If I may make an analogy. If you put vending machines in schools filled with chocolate and sweets don't you think that would encourage youngsters to eat them? Out of mind etc.

I'd be interested to hear what your young companions said. Is it more the internet providing them with sometimes inaccurate information?

Aye that's a gripe of mine too.

subrosa said...

I have to disagree KBW. This can't be blamed on poverty and doesn't need money thrown at it. Girls from all areas of society are getting pregnant. Perhaps those from a 'wealthier' home may choose abortion but that is also available for any female.

There's something wrong within the educational agenda that's not reaching the youngsters.

subrosa said...

Ah, the wonderful Dave Allen Jim. Never to be reproduced.

subrosa said...

Good points Stewart. Thanks.

subrosa said...

Aye Apogee, responsibility seems to have been removed these days. It's always someone else's fault.

subrosa said...

Tut tut Chef, you should know there's plenty to do. Braw golf for a start... (and they can get free lessons at some courses).

subrosa said...

Super points Gedguy and it was one of mine. The current 'guidance' isn't that is it?

I can't see why they couldn't attend a health centre for a discussion. Out of school hours we did many things organised by the school and that was 50+ years ago.

The day should be extended. I strongly believe that.

subrosa said...

Nessimmersion, that is one of the reasons I'm sure. Another is that family honour is important too and no child wants to let down their parents really. Unless of course their parents don't care.

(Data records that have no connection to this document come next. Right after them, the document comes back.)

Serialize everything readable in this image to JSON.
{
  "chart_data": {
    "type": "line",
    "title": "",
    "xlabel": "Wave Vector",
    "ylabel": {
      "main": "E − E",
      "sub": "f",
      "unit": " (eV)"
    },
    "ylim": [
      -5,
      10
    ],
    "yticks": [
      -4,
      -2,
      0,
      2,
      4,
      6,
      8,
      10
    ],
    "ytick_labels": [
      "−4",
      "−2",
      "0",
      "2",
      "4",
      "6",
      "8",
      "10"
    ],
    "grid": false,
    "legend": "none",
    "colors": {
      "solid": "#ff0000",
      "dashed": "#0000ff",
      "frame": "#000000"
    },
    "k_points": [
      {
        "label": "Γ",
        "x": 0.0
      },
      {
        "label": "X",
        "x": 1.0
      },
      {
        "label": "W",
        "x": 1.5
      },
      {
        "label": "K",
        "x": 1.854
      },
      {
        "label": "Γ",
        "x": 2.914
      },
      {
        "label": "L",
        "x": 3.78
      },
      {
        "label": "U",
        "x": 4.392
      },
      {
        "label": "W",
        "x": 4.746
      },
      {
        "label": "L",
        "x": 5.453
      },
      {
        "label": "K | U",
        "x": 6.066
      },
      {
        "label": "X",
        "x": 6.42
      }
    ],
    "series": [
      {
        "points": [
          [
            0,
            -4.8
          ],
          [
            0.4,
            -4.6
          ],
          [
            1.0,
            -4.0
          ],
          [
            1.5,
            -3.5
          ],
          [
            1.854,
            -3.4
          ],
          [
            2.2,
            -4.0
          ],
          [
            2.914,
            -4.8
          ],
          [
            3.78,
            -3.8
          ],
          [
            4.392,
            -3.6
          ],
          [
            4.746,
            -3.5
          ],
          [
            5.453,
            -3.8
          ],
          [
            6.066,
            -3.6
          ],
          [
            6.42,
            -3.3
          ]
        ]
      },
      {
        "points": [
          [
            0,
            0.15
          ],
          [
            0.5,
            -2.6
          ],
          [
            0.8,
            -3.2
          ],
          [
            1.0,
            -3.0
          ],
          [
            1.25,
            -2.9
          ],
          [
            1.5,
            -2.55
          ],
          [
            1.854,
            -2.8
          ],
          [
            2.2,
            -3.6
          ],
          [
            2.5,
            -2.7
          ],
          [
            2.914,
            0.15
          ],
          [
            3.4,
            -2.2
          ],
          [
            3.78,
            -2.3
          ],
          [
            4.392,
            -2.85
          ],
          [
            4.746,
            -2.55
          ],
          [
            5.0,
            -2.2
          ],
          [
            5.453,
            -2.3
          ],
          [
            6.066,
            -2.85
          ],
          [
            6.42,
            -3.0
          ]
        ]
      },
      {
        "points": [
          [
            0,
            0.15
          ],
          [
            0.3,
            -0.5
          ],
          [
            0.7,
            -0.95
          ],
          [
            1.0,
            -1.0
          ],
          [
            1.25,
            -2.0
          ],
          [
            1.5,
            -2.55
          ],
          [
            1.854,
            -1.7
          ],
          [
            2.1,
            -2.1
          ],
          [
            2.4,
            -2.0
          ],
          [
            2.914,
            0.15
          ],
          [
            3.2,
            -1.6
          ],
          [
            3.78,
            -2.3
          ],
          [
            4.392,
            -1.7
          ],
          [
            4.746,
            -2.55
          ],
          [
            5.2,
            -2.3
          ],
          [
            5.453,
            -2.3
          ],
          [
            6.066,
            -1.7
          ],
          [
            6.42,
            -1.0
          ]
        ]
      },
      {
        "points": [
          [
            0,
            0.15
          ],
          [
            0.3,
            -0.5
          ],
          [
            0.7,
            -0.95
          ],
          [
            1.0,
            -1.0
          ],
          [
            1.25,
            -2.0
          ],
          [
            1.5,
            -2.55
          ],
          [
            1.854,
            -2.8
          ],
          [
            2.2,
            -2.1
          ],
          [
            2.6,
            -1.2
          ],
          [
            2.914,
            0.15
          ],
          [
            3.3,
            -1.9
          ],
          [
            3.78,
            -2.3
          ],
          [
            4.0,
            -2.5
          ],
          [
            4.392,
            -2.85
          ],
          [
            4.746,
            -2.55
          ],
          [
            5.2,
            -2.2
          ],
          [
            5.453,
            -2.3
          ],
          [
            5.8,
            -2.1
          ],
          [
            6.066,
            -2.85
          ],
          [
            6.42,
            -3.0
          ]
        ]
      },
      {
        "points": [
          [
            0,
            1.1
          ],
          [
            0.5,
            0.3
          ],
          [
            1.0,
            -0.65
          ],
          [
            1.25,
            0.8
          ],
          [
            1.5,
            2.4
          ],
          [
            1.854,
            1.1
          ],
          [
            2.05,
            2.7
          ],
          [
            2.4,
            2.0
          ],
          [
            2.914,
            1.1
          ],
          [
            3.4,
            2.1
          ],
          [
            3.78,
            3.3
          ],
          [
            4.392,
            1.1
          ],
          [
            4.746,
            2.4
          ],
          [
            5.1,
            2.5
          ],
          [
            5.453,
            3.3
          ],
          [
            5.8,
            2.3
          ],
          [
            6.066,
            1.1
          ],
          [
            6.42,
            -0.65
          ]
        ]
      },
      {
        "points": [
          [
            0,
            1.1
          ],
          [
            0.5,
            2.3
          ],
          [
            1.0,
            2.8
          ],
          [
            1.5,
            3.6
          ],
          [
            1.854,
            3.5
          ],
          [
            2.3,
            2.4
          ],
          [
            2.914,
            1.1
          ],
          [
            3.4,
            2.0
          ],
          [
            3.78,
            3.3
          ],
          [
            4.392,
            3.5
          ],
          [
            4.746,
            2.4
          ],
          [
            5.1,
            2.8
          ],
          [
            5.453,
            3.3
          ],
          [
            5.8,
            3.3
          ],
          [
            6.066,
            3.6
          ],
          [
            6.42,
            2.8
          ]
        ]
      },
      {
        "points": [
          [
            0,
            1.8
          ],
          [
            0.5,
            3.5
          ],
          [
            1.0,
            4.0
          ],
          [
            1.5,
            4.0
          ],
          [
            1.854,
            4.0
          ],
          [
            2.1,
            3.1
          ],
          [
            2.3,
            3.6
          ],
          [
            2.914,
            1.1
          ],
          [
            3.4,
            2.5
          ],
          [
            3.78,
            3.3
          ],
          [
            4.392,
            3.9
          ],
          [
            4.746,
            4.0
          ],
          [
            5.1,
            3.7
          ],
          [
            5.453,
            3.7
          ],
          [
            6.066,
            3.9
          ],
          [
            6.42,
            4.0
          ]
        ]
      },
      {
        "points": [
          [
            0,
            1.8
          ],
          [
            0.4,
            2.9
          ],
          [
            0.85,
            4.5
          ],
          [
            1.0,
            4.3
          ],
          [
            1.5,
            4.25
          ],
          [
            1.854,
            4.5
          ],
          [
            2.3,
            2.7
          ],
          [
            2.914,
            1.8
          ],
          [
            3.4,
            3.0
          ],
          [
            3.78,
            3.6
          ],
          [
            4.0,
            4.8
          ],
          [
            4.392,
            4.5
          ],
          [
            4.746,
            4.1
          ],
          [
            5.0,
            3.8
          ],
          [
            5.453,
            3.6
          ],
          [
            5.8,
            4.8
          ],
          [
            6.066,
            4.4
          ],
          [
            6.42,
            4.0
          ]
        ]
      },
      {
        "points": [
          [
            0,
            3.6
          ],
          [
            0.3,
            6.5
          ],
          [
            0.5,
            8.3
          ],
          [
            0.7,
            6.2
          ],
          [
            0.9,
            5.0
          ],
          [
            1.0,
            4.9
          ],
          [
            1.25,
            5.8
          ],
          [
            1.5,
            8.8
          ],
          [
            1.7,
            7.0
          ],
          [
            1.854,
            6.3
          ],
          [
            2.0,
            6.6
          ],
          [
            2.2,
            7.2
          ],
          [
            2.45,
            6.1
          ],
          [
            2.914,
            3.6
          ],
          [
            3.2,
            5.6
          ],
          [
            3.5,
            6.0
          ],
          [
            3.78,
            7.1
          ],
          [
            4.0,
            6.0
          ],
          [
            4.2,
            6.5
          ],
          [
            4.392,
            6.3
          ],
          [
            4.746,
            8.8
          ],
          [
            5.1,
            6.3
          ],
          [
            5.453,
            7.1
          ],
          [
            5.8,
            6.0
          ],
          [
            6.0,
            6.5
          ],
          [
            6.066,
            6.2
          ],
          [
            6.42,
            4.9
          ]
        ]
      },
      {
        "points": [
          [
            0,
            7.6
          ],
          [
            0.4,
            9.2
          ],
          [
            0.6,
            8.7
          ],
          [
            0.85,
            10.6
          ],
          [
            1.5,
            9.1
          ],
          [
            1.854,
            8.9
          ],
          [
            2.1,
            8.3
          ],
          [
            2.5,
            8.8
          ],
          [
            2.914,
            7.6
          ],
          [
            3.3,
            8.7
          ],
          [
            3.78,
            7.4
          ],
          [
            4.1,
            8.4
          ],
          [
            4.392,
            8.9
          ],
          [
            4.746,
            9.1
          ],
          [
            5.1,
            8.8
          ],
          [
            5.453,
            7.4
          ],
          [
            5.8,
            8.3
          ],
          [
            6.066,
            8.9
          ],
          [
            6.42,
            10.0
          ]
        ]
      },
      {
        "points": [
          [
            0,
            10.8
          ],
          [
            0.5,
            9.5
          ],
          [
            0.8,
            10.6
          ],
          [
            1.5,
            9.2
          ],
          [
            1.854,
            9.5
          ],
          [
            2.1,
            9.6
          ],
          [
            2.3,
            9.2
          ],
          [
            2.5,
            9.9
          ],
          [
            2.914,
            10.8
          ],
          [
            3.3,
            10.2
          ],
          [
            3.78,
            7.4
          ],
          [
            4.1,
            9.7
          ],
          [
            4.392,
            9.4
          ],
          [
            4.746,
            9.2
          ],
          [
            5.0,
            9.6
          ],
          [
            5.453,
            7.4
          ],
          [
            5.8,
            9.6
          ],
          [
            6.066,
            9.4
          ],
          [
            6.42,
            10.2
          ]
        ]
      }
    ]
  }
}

Yes we could investigate Europe again, although it's been done several times over the years but obviously missed the real reason these countries have more success.

Able said...

As a nurse I can tell you that most teenagers I have had any contact with professionally are quite well aware of the facts, concepts and implications of both sex and contraception (considerably more so than I was at that age).

So why the staggeringly higher 'teenage pregnancy rate' today? From what they say to me - because it is seen as a 'career choice' by many young girls (can't be bothered to work? want a house and sufficient benefits to buy all you want and still have a social life? - get pregnant and all shall be given to you).

Education is irrelevant. When you actively reward a behaviour, don't be surprised when that behaviour becomes more common.

Just Sayin'

subrosa said...

Thanks for your comment Able. I would like to use it in a post next week because I think this issue should be kept to the forefront.

BTW I agree with you. It's the imbalance of consequences which is happening throughout our society.